Hallo ihr lieben das ist das erste mal das ich mich im internet über missbrauch erkundige.bin seit meinem 8.lebensjahr von meinem erzeuger missbraucht worden.und das über 7 jahre.es ist so grausam.vor gut 2 jahren gab es einen vorfall mit meinen eltern wo dann alles aus mir raus brach.ich bin heut 27 jahre alt und es geht mir nicht gut mit dem was mir passiert ist.wie euch allen wohl.ich habe es geschafft ihn anzuzeigen aber er bekam nur 2 jahre auf bewährung weil er so alt und krank ist 72 jahre.es war wie ein schlag für mich als der richter sagte das wäre sein totesurteil.er hat danach versucht sich umzubringen,aber nie geschafft.meine mutter hat nichts gemerkt obwohl es so viele anzeichen gab aber was willst machen

verena schrieb am 16. März 2010 um 00:07 Uhr:

Wie sehr bin ich glücklich dass ich diese Seite fand,wie von Geisterhand getrieben gab ich mein Anliegen ein und kam auf diese Seite.
Ich bin heute 51 Jahre,wurde schon mit 7 jaren sexuell mißbraucht von meinem Onkel,dann mit 9 gings weiter mit meinem Stiefvater und dessen Bruder bis ich 14 war und dann auch noch mit 11 vom italienischen Freund meiner Oma.
Nun sitze ich da mit meinem Talent.
Ich war 2mal verheiratet,der erste Mann das Ebenbild von allen,Scheidung nach brutaler Körperlicher Gewalt.
Nur Beziehungen die alles andere als toll waren.Mein zweiter Mann war der einzige der mich verstand und er starb 97,.
Ich bin für alle da wenn Probleme gelöst werden müssen,aber ich bleib auf der Strecke.
Nun habe ich wieder einen Partner und ich habe tagtäglich Flashbacks,ich dreh bald durch.
Mit Therapie war auch nur kurzweilig gut,ein paar Tips für ein weiter leben und das wars.
Ich lese all Eure Berichte und sehe in jedem das unendliche Leid und die die uns das angetan haben leben in Ruhe sogar ein ganz tolles wohl erfülltes Leben.
Meine Mutter ist immer noch mit dem Mann verheiratet,er wurde angezeigt und die Anzeige wurde wieder zurück gezogen,daß war dür ihn der Freibrief.er sagte Du Nestbeschmutzerin Dir glaubt eh niemehr etwas,ja ich habs getan damit wirst du leben müssen und wirst Du mit ins Grab nehmen.
Eines weiß ich er ist nun 84 Jahre,wenn die Verjährungsfrist nicht wär,würd ich heute noch zur Staatsanwaltschaft gehen.
Ich habe gestern einen AUfkleber auf einem Auto gesehen da stand: Tierversuche sind verboten, nehmt doch die Mißbrauchtäter!!!!!
Für Euch allen viel Geit Kraft und STärke weiterhin, danke daß ich Euch gefunden habe.
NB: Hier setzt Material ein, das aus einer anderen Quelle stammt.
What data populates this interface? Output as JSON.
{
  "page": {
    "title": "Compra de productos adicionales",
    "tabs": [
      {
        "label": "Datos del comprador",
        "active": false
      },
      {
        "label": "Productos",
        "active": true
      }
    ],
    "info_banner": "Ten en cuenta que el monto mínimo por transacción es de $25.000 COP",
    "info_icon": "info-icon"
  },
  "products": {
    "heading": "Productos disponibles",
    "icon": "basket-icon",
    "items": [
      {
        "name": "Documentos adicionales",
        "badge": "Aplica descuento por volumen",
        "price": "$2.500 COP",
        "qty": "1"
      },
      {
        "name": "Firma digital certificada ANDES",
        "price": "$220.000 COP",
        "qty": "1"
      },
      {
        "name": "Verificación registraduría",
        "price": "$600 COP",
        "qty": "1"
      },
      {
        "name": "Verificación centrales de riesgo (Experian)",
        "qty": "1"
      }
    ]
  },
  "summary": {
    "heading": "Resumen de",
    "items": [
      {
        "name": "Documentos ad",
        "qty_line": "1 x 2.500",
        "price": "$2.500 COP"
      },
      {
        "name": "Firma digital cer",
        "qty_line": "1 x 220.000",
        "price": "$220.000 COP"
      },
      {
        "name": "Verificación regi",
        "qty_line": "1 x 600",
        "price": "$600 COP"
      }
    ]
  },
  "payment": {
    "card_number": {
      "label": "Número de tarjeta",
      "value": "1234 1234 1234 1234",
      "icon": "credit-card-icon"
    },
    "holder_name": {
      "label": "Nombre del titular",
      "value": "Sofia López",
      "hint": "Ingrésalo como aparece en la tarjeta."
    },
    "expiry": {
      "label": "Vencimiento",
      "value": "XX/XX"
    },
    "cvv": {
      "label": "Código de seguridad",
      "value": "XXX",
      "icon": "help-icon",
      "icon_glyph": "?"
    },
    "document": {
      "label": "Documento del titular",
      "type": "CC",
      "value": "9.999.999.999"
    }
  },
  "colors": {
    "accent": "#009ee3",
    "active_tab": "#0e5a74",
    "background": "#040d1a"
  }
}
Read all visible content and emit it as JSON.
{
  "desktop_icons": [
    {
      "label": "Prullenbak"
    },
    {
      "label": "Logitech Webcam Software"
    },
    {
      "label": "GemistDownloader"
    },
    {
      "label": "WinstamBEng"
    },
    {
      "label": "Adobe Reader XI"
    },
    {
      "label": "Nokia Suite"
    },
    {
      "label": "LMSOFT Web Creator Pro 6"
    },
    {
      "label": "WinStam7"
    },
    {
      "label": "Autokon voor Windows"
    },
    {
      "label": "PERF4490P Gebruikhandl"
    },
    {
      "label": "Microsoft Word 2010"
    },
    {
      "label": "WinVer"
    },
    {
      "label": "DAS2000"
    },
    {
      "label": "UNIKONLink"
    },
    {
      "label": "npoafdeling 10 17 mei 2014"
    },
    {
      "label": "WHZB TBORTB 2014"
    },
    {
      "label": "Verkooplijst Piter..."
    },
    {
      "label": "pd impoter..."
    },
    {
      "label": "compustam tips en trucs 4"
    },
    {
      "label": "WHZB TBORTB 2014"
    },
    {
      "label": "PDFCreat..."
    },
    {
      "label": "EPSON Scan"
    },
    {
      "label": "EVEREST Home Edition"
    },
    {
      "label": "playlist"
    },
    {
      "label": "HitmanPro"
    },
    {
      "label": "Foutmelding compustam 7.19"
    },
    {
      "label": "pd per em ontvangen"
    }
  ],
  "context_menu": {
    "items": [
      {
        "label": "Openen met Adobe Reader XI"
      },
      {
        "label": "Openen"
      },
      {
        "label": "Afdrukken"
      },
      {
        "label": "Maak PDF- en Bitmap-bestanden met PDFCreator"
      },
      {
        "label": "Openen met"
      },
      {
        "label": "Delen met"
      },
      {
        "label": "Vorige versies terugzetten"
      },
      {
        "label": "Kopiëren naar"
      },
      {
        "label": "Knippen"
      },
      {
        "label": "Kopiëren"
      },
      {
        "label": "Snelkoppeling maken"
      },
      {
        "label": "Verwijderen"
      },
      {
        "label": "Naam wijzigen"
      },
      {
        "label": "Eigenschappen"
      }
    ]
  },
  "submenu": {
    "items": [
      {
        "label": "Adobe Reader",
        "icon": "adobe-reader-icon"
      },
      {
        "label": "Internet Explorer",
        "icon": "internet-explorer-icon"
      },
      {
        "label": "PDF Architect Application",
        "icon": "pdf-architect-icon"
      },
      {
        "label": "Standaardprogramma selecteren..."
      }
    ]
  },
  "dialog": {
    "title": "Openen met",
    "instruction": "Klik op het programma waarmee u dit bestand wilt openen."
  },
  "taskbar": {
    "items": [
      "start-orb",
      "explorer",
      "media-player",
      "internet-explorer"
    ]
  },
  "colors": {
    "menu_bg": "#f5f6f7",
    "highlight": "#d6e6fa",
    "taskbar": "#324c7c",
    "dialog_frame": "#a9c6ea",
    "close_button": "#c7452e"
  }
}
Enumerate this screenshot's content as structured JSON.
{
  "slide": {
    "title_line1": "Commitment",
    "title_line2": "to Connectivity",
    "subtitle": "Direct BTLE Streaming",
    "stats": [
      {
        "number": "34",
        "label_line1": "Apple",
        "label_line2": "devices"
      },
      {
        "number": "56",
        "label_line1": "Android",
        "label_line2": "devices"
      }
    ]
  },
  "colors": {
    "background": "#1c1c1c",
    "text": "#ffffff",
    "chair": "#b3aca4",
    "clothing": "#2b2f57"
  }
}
Bettina schrieb am 15. März 2010 um 12:17 Uhr:

Durch "Heilendes Singen" bin ich endlich bereit, die Wahrheit zu sehen. Ich war ca. 5 Jahre alt und es passierte beim Baden. Ich weiss noch, dass ich geschockt, gelähmt und unfähig war, "dass" was Papa mit mir machte einzuordnen. Diese Wurst zwischen meinen Beinen, meine Angst etwas stimmt nicht mit ihm, da er hinter mir so schwer stöhnte... Das Umklammern meiner Beine und sein Schreck, der ihn selbst durch Mark und Bein ging, das anschließende Weggestossen werden, Mamas Schimpfen (hatte sie etwas mitbekommen? Sie hätte dann "unterbunden" das wir zusammen baden...) Das Aussätzig fühlen und sein Liebesentzug. Ich liebe meinen Vater. Also ist ein Teil von mir abgespalten. Da ich jetzt Halt habe, bin ich bereit, hinzusehen. Meine Eltern leugnen. Mama sagt ich bin eine gefährliche Frau und das wäre wohl Wunschdenken. Ehrlich, das ist das schlimmste. Die eigene Mutter. Und fragt noch, warum ich nichts gesagt habe, dann hätte sie ihn verlassen. Sie hat sich schon soviel gefallen lassen, ist wirtschaftlich abhängig. Aber das ist alles nicht mehr mein Problem. Da bin ich wohl jetzt ziemlich undankbar, was Mama? Mir wird jetzt alles klar, ich verstehe nun. Mein Vater hat mir ein Taschentuch gegeben und mich umarmt, gesagt, er hätte mich geliebt, sich doch ins eigene Fleisch geschnitten, niemals habe er das gemacht. Stimmt das wirklich Papa? Ich wünschte es wäre so. Jetzt lebe ich in einer Beziehung, wir haben sexuelle Probleme. Ich möchte endlich ein unbeschwertes Leben führen. ENDLICH! Danke!

Dagmar Jahns schrieb am 14. März 2010 um 22:34 Uhr:

Der Wut und Gefühlen meiner Vorgänger schließe ich mich wortlos an. Und danke für Eure Seite. Sie ist einTrost für mich...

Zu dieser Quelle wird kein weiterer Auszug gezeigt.